Online-only apps are a recent thing. A privacy respecting app store certainly can be a thing. Apps being blocked or banned from stores for choosing to not respect your privacy is a good thing.






>Online-only apps are a recent thing. A privacy respecting app store certainly can be a thing.

I'm not sure you're trying say. I specifically acknowledged the existence of f-droid as a "privacy respecting app store" in the quoted comment.

>Apps choosing to not respect your privacy, and being blocked or banned from stores, is a good thing.
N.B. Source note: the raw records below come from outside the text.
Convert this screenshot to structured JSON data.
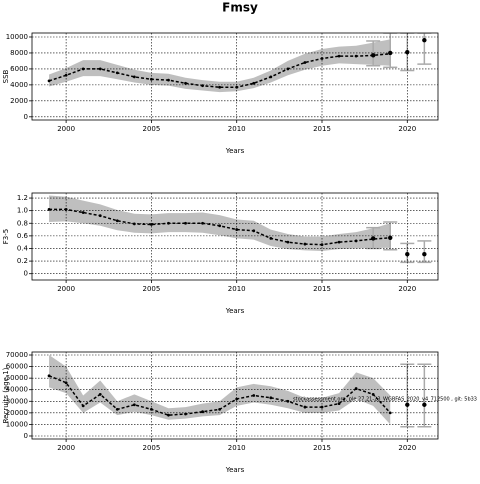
{
  "chart_data": [
    {
      "type": "line",
      "title": "Fmsy",
      "ylabel": "SSB",
      "xlabel": "Years",
      "xlim": [
        1998,
        2021.8
      ],
      "xticks": [
        2000,
        2005,
        2010,
        2015,
        2020
      ],
      "ylim": [
        -400,
        10500
      ],
      "yticks": [
        0,
        2000,
        4000,
        6000,
        8000,
        10000
      ],
      "grid": true,
      "color": "#000000",
      "band_color": "#aaaaaa",
      "bar_color": "#aaaaaa",
      "x": [
        1999,
        2000,
        2001,
        2002,
        2003,
        2004,
        2005,
        2006,
        2007,
        2008,
        2009,
        2010,
        2011,
        2012,
        2013,
        2014,
        2015,
        2016,
        2017,
        2018,
        2019
      ],
      "values": [
        4500,
        5200,
        6000,
        6000,
        5500,
        5000,
        4700,
        4600,
        4200,
        3900,
        3700,
        3700,
        4200,
        5000,
        6000,
        6800,
        7300,
        7600,
        7600,
        7700,
        7900
      ],
      "lower": [
        3800,
        4400,
        5100,
        5100,
        4700,
        4300,
        4000,
        3900,
        3500,
        3300,
        3100,
        3200,
        3600,
        4300,
        5200,
        5900,
        6400,
        6700,
        6600,
        6500,
        6400
      ],
      "upper": [
        5300,
        6100,
        7100,
        7100,
        6500,
        5900,
        5500,
        5400,
        4900,
        4600,
        4400,
        4400,
        4900,
        5800,
        7000,
        7900,
        8500,
        8800,
        8900,
        9300,
        9700
      ],
      "points": {
        "x": [
          2018,
          2019,
          2020,
          2021
        ],
        "values": [
          7700,
          8000,
          8100,
          9600
        ],
        "lower": [
          6400,
          6200,
          5800,
          6600
        ],
        "upper": [
          9500,
          10500,
          10500,
          10500
        ]
      }
    },
    {
      "type": "line",
      "ylabel": "F3-5",
      "xlabel": "Years",
      "xlim": [
        1998,
        2021.8
      ],
      "xticks": [
        2000,
        2005,
        2010,
        2015,
        2020
      ],
      "ylim": [
        -0.1,
        1.28
      ],
      "yticks": [
        0,
        0.2,
        0.4,
        0.6,
        0.8,
        1,
        {
          "value": 1,
          "label": "1.0"
        },
        1.2
      ],
      "grid": true,
      "color": "#000000",
      "band_color": "#aaaaaa",
      "bar_color": "#aaaaaa",
      "x": [
        1999,
        2000,
        2001,
        2002,
        2003,
        2004,
        2005,
        2006,
        2007,
        2008,
        2009,
        2010,
        2011,
        2012,
        2013,
        2014,
        2015,
        2016,
        2017,
        2018,
        2019
      ],
      "values": [
        1.02,
        1.02,
        0.97,
        0.92,
        0.84,
        0.79,
        0.78,
        0.8,
        0.8,
        0.8,
        0.76,
        0.7,
        0.68,
        0.56,
        0.5,
        0.47,
        0.46,
        0.5,
        0.52,
        0.55,
        0.57
      ],
      "lower": [
        0.82,
        0.83,
        0.8,
        0.76,
        0.69,
        0.65,
        0.64,
        0.66,
        0.66,
        0.65,
        0.61,
        0.56,
        0.54,
        0.44,
        0.39,
        0.37,
        0.36,
        0.39,
        0.4,
        0.41,
        0.41
      ],
      "upper": [
        1.24,
        1.22,
        1.16,
        1.1,
        1.01,
        0.95,
        0.94,
        0.96,
        0.96,
        0.97,
        0.93,
        0.86,
        0.84,
        0.7,
        0.63,
        0.59,
        0.59,
        0.63,
        0.66,
        0.72,
        0.8
      ],
      "points": {
        "x": [
          2018,
          2019,
          2020,
          2021
        ],
        "values": [
          0.56,
          0.57,
          0.31,
          0.31
        ],
        "lower": [
          0.4,
          0.38,
          0.18,
          0.18
        ],
        "upper": [
          0.73,
          0.82,
          0.48,
          0.52
        ]
      }
    },
    {
      "type": "line",
      "ylabel": "Recruits (age 1)",
      "xlabel": "Years",
      "annotation": "stockassessment.org, ple.27.21-23_WGBFAS_2020_v4_712500 , git: 5b33",
      "xlim": [
        1998,
        2021.8
      ],
      "xticks": [
        2000,
        2005,
        2010,
        2015,
        2020
      ],
      "ylim": [
        -2600,
        72600
      ],
      "yticks": [
        0,
        10000,
        20000,
        30000,
        40000,
        50000,
        60000,
        70000
      ],
      "grid": true,
      "color": "#000000",
      "band_color": "#aaaaaa",
      "bar_color": "#aaaaaa",
      "x": [
        1999,
        2000,
        2001,
        2002,
        2003,
        2004,
        2005,
        2006,
        2007,
        2008,
        2009,
        2010,
        2011,
        2012,
        2013,
        2014,
        2015,
        2016,
        2017,
        2018,
        2019
      ],
      "values": [
        52000,
        46000,
        26000,
        36000,
        23000,
        27000,
        23000,
        18000,
        19000,
        21000,
        23000,
        32000,
        35000,
        33000,
        30000,
        25000,
        25000,
        28000,
        41000,
        36000,
        20000
      ],
      "lower": [
        42000,
        37000,
        20000,
        29000,
        18000,
        21000,
        18000,
        14000,
        15000,
        17000,
        18000,
        26000,
        29000,
        27000,
        24000,
        20000,
        20000,
        22000,
        32000,
        26000,
        10000
      ],
      "upper": [
        70000,
        60000,
        35000,
        48000,
        30000,
        36000,
        30000,
        24000,
        25000,
        28000,
        30000,
        42000,
        45000,
        43000,
        39000,
        33000,
        33000,
        37000,
        55000,
        50000,
        35000
      ],
      "points": {
        "x": [
          2020,
          2021
        ],
        "values": [
          27000,
          27000
        ],
        "lower": [
          8000,
          8000
        ],
        "upper": [
          62000,
          62000
        ]
      }
    }
  ]
}
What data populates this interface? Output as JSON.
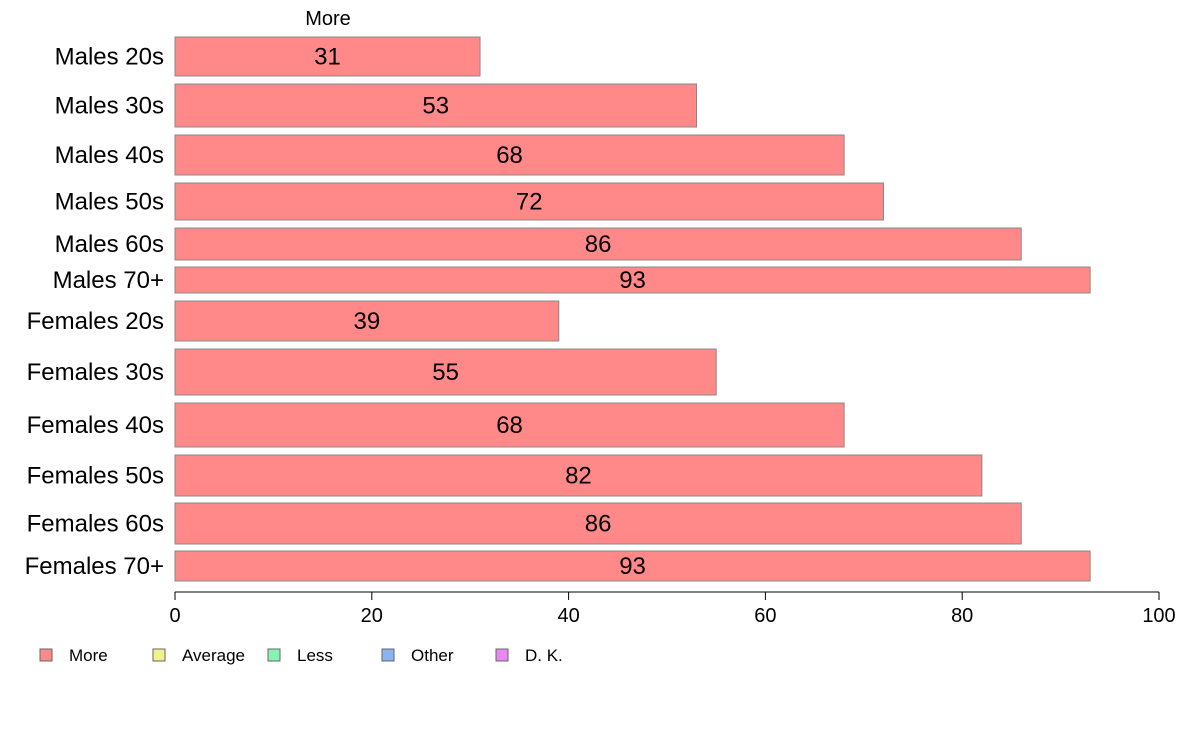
{
  "chart_data": {
    "type": "bar",
    "orientation": "horizontal",
    "stacked": true,
    "column_header": "More",
    "categories": [
      "Males 20s",
      "Males 30s",
      "Males 40s",
      "Males 50s",
      "Males 60s",
      "Males 70+",
      "Females 20s",
      "Females 30s",
      "Females 40s",
      "Females 50s",
      "Females 60s",
      "Females 70+"
    ],
    "series": [
      {
        "name": "More",
        "values": [
          31,
          53,
          68,
          72,
          86,
          93,
          39,
          55,
          68,
          82,
          86,
          93
        ],
        "color": "#ff8888"
      }
    ],
    "data_labels": [
      "31",
      "53",
      "68",
      "72",
      "86",
      "93",
      "39",
      "55",
      "68",
      "82",
      "86",
      "93"
    ],
    "xlim": [
      0,
      100
    ],
    "xticks": [
      "0",
      "20",
      "40",
      "60",
      "80",
      "100"
    ],
    "legend": {
      "placement": "bottom-left",
      "items": [
        {
          "label": "More",
          "color": "#ff8888"
        },
        {
          "label": "Average",
          "color": "#f2f28c"
        },
        {
          "label": "Less",
          "color": "#88f2b4"
        },
        {
          "label": "Other",
          "color": "#88b4f2"
        },
        {
          "label": "D. K.",
          "color": "#e888f2"
        }
      ]
    }
  }
}
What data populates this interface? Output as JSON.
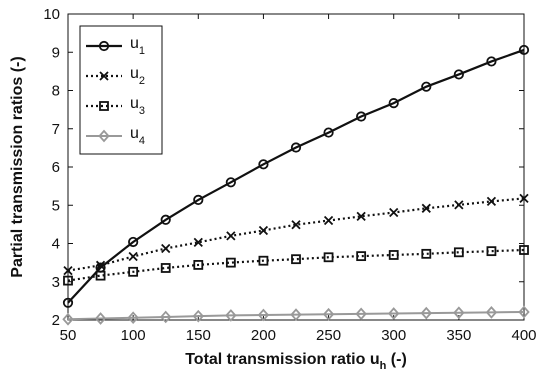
{
  "chart_data": {
    "type": "line",
    "xlabel_main": "Total transmission ratio u",
    "xlabel_sub": "h",
    "xlabel_tail": " (-)",
    "ylabel": "Partial transmission ratios (-)",
    "xlim": [
      50,
      400
    ],
    "ylim": [
      2,
      10
    ],
    "x_ticks": [
      50,
      100,
      150,
      200,
      250,
      300,
      350,
      400
    ],
    "y_ticks": [
      2,
      3,
      4,
      5,
      6,
      7,
      8,
      9,
      10
    ],
    "grid": false,
    "legend_position": "top-left",
    "x": [
      50,
      75,
      100,
      125,
      150,
      175,
      200,
      225,
      250,
      275,
      300,
      325,
      350,
      375,
      400
    ],
    "series": [
      {
        "name": "u1",
        "label_main": "u",
        "label_sub": "1",
        "marker": "circle",
        "line": "solid",
        "color": "#111111",
        "values": [
          2.45,
          3.37,
          4.04,
          4.62,
          5.14,
          5.6,
          6.07,
          6.51,
          6.9,
          7.32,
          7.67,
          8.1,
          8.42,
          8.76,
          9.06
        ]
      },
      {
        "name": "u2",
        "label_main": "u",
        "label_sub": "2",
        "marker": "x",
        "line": "dotted",
        "color": "#111111",
        "values": [
          3.29,
          3.43,
          3.66,
          3.87,
          4.03,
          4.2,
          4.34,
          4.49,
          4.6,
          4.71,
          4.81,
          4.92,
          5.01,
          5.1,
          5.18
        ]
      },
      {
        "name": "u3",
        "label_main": "u",
        "label_sub": "3",
        "marker": "square",
        "line": "dotted",
        "color": "#111111",
        "values": [
          3.03,
          3.16,
          3.26,
          3.36,
          3.44,
          3.5,
          3.55,
          3.59,
          3.64,
          3.67,
          3.7,
          3.73,
          3.77,
          3.8,
          3.83
        ]
      },
      {
        "name": "u4",
        "label_main": "u",
        "label_sub": "4",
        "marker": "diamond",
        "line": "solid-light",
        "color": "#999999",
        "values": [
          2.02,
          2.04,
          2.06,
          2.08,
          2.1,
          2.12,
          2.13,
          2.14,
          2.15,
          2.16,
          2.17,
          2.18,
          2.19,
          2.2,
          2.21
        ]
      }
    ]
  }
}
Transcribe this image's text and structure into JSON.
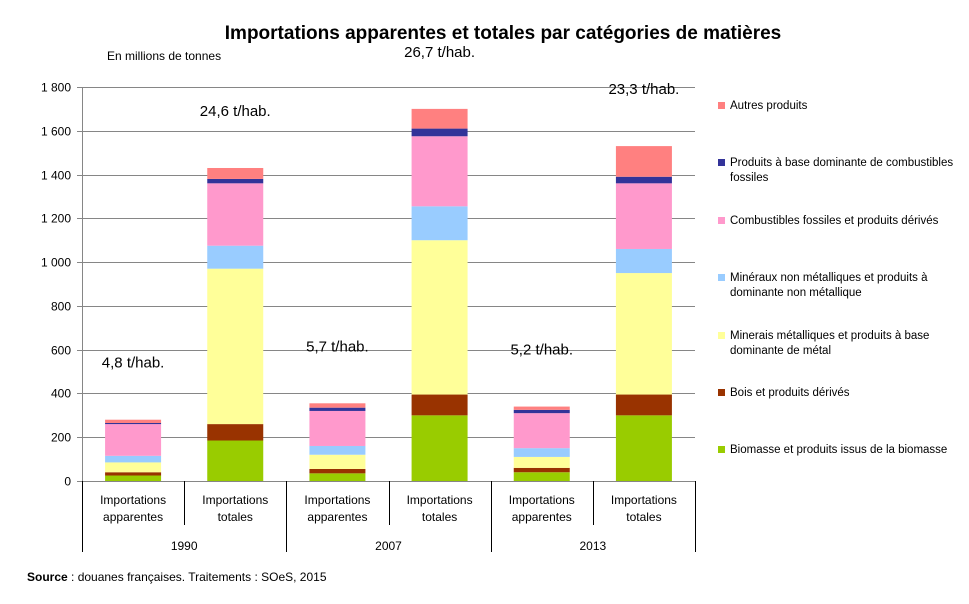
{
  "source": {
    "label": "Source",
    "text": " : douanes françaises. Traitements : SOeS, 2015"
  },
  "chart_data": {
    "type": "bar",
    "stacked": true,
    "title": "Importations apparentes et totales par catégories de matières",
    "unit": "En millions de tonnes",
    "ylim": [
      0,
      1800
    ],
    "yticks": [
      0,
      200,
      400,
      600,
      800,
      1000,
      1200,
      1400,
      1600,
      1800
    ],
    "ytick_labels": [
      "0",
      "200",
      "400",
      "600",
      "800",
      "1 000",
      "1 200",
      "1 400",
      "1 600",
      "1 800"
    ],
    "grid": true,
    "legend_position": "right",
    "groups": [
      "1990",
      "2007",
      "2013"
    ],
    "categories": [
      "Importations apparentes",
      "Importations totales",
      "Importations apparentes",
      "Importations totales",
      "Importations apparentes",
      "Importations totales"
    ],
    "category_group": [
      0,
      0,
      1,
      1,
      2,
      2
    ],
    "annotations": [
      "4,8 t/hab.",
      "24,6 t/hab.",
      "5,7 t/hab.",
      "26,7 t/hab.",
      "5,2 t/hab.",
      "23,3 t/hab."
    ],
    "series": [
      {
        "name": "Biomasse et produits issus de la biomasse",
        "color": "#99cc00",
        "values": [
          25,
          185,
          35,
          300,
          40,
          300
        ]
      },
      {
        "name": "Bois et produits dérivés",
        "color": "#993300",
        "values": [
          15,
          75,
          20,
          95,
          20,
          95
        ]
      },
      {
        "name": "Minerais métalliques et produits à base dominante de métal",
        "color": "#ffff99",
        "values": [
          45,
          710,
          65,
          705,
          50,
          555
        ]
      },
      {
        "name": "Minéraux non métalliques et produits à dominante non métallique",
        "color": "#99ccff",
        "values": [
          30,
          105,
          40,
          155,
          40,
          110
        ]
      },
      {
        "name": "Combustibles fossiles et produits dérivés",
        "color": "#ff99cc",
        "values": [
          145,
          285,
          160,
          320,
          160,
          300
        ]
      },
      {
        "name": "Produits à base dominante de combustibles fossiles",
        "color": "#333399",
        "values": [
          5,
          20,
          15,
          35,
          15,
          30
        ]
      },
      {
        "name": "Autres produits",
        "color": "#ff8080",
        "values": [
          15,
          50,
          20,
          90,
          15,
          140
        ]
      }
    ]
  }
}
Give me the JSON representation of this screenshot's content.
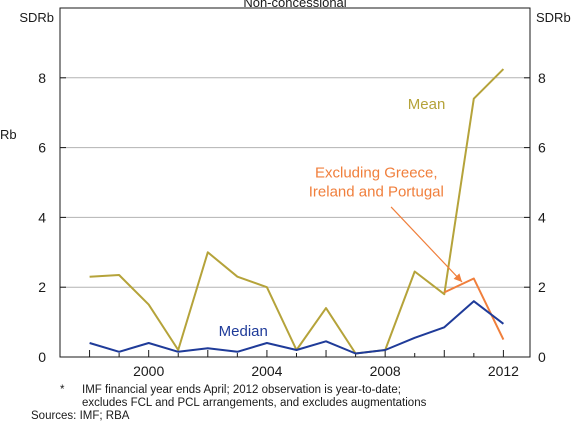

"a good thing" doesn't mean much when most people haven't even heard of your app store, and are missing out on all the popular apps that people want. Idealism doesn't mean much when nobody is using it. Apple might not be the paragon of privacy, but they had a greater impact on user privacy than f-droid ever will. To reiterate OP's point: what's the point of having a perfectly private OS and app store, when there's no apps for it, and your normie friends/relatives are going to sell you out anyways by uploading their entire contact list and photos (both with you in it) to google and meta?


> [Apple] had a greater impact on user privacy than f-droid ever will.

Sorry, that's nonsensical, unless you mean a negative impact. Apple's privacy is pretend only, as this article makes quite clear.


Then there wouldn't be any free ones.